When someone writes from lived experience—especially experience that involved pain, healing, and genuine inner work—the words carry more than their surface meaning. They are the residue of the process that produced them.
Anyone who has done real inner work knows what I mean.
It isn’t glamorous. It isn’t performative. Sometimes you bleed a little on the page. Sometimes you cry while writing. Sometimes you go to places inside yourself that you would have preferred to avoid but know you can’t if you want to come out whole.
When I finally wrote about that kind of experience, the symbols I used—fire, rebirth, the goddess—weren’t aesthetic choices. They were shorthand for transformation.
And this is where something interesting sometimes happens.
People encounter those symbols and respond to them. Sometimes beautifully. Sometimes creatively. That kind of response can actually be lovely. In fact, it can be deeply moving to see your words echo somewhere else—to realize that something you wrote meant enough to someone that it stirred something in their heart and mind.
But context matters.
Symbols that come from sacred or deeply personal work carry a certain gravity. When those same symbols are placed right alongside something impulsive, crude, or lacking in awareness, the contrast becomes revealing.
The sacred and the sensual are not mutually exclusive. In fact, throughout history they have often been intertwined. When held with knowledge, growth, and spiritual awareness, the union of the two can be profoundly transformative—something closer to the tantric understanding of embodiment, where physical experience and spiritual insight deepen one another rather than compete.
It was a somewhat crude awakening, but revealing to see the disparity of the two placed side by side—imagery drawn from transformation and reflection sitting next to something far more impulsive and instinctual in nature. Without restraint, discretion, or reflection, instinctual urges lose their depth and collapse into something careless. What could have been meaningful becomes empty, often leaving the people involved with the quiet feeling that something essential is missing.
And sometimes, with a little distance, you begin to notice something else as well. You start to see the difference between where you were coming from and where someone else might still be in their own process.
You notice patterns—not as judgment, but simply as observation. Different levels of reflection. Different stages of awareness.

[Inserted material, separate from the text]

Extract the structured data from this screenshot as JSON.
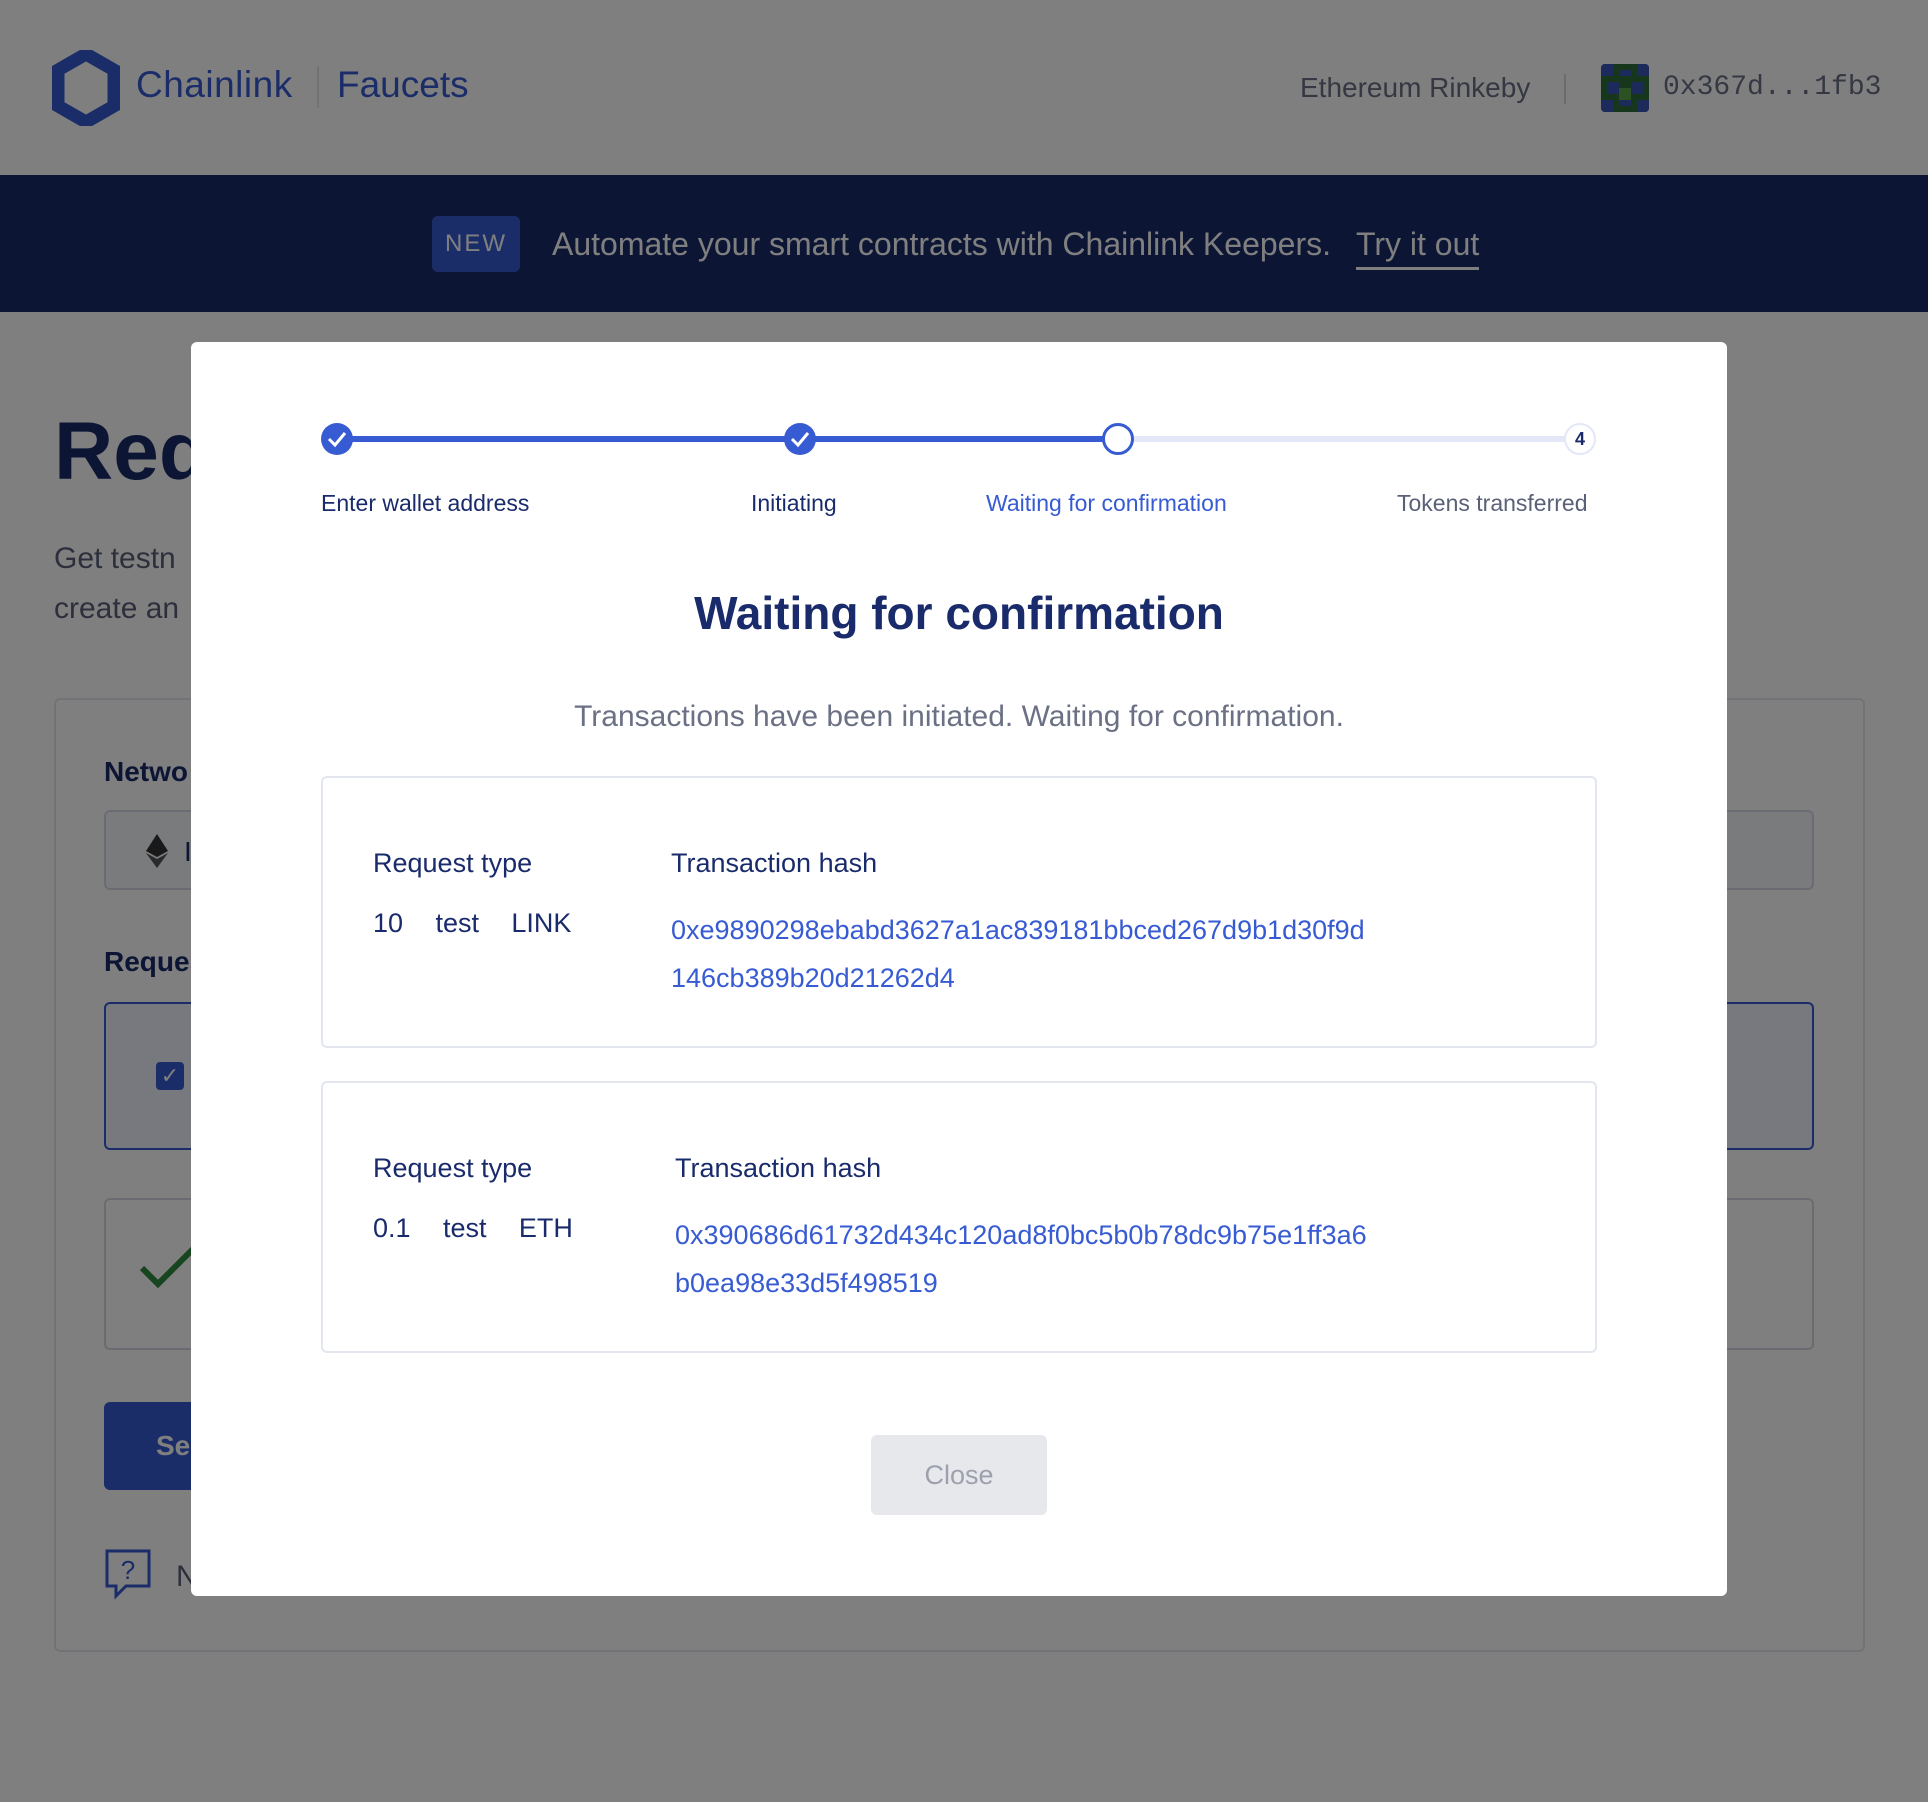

And it can make you pause and wonder what exactly resonated with them in the first place.
Was it the meaning?
Or was it the glimpse of a kind of embodiment they may still be learning how to grow into themselves?
Because sometimes people are drawn to the energy of transformation before they are ready for the work that makes it real—the discipline, the reflection, the commitment that real change asks of us.

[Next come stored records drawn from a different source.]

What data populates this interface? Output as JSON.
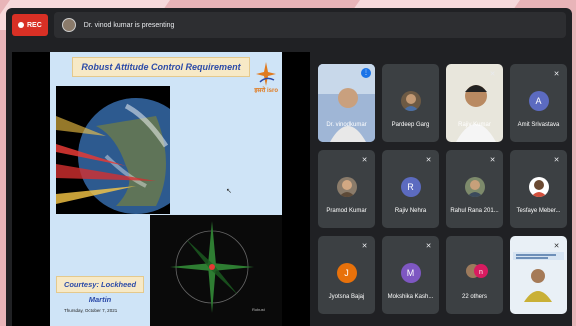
{
  "recording": {
    "label": "REC"
  },
  "presenter": {
    "text": "Dr. vinod kumar is presenting"
  },
  "slide": {
    "title": "Robust Attitude Control Requirement",
    "logo_text": "इसरो isro",
    "courtesy": "Courtesy: Lockheed Martin",
    "date": "Thursday, October 7, 2021"
  },
  "participants": [
    {
      "name": "Dr. vinodkumar",
      "kind": "video",
      "muted": false,
      "speaking": true
    },
    {
      "name": "Pardeep Garg",
      "kind": "photo",
      "muted": false
    },
    {
      "name": "Rajiv Kumar",
      "kind": "video",
      "muted": true
    },
    {
      "name": "Amit Srivastava",
      "kind": "letter",
      "letter": "A",
      "color": "#5c6bc0",
      "muted": true
    },
    {
      "name": "Pramod Kumar",
      "kind": "photo",
      "muted": true
    },
    {
      "name": "Rajiv Nehra",
      "kind": "letter",
      "letter": "R",
      "color": "#5c6bc0",
      "muted": true
    },
    {
      "name": "Rahul Rana 201...",
      "kind": "photo",
      "muted": true
    },
    {
      "name": "Tesfaye Meber...",
      "kind": "photo",
      "muted": true
    },
    {
      "name": "Jyotsna Bajaj",
      "kind": "letter",
      "letter": "J",
      "color": "#e8710a",
      "muted": true
    },
    {
      "name": "Mokshika Kash...",
      "kind": "letter",
      "letter": "M",
      "color": "#7e57c2",
      "muted": true
    },
    {
      "name": "22 others",
      "kind": "group",
      "muted": false
    },
    {
      "name": "",
      "kind": "screen",
      "muted": true
    }
  ],
  "colors": {
    "rec": "#d93025",
    "tile": "#3c4043",
    "background": "#202124",
    "active_border": "#8ab4f8"
  },
  "icons": {
    "mute": "mic-off-icon",
    "speaking": "speaking-indicator-icon",
    "rec": "record-dot-icon"
  }
}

And that is part of the human journey too.
That realization used to make me angry. Lately, it simply makes me clear.
Because once you’ve done the work—once you’ve sat with the shadow long enough to understand it—no one else’s use of the language can actually cheapen what you experienced.
They can borrow the words.
They can echo the imagery.
They can place something sacred next to something crude and not even notice the difference.
But they cannot replicate the transformation that gave those symbols their meaning in the first place.
That work belongs to the person who lived it.
Finally, sometimes hearing another person’s truth can be difficult—not because it is meant as an attack, but because it touches something uncomfortable. In those moments, the reaction often says more about what the words revealed than about the words themselves.
You may still feel a little disappointed when you realize that not everyone is ready or willing to do that work for themselves. And if someone needs a little of your wisdom along the way, you can offer it. But that realization doesn’t have to require a response.
It doesn’t have to become a back-and-forth, and it certainly doesn’t have to turn into a competition over meaning.
You simply keep showing up and doing the work. Because this life is the path—the place where we learn, grow, and slowly awaken.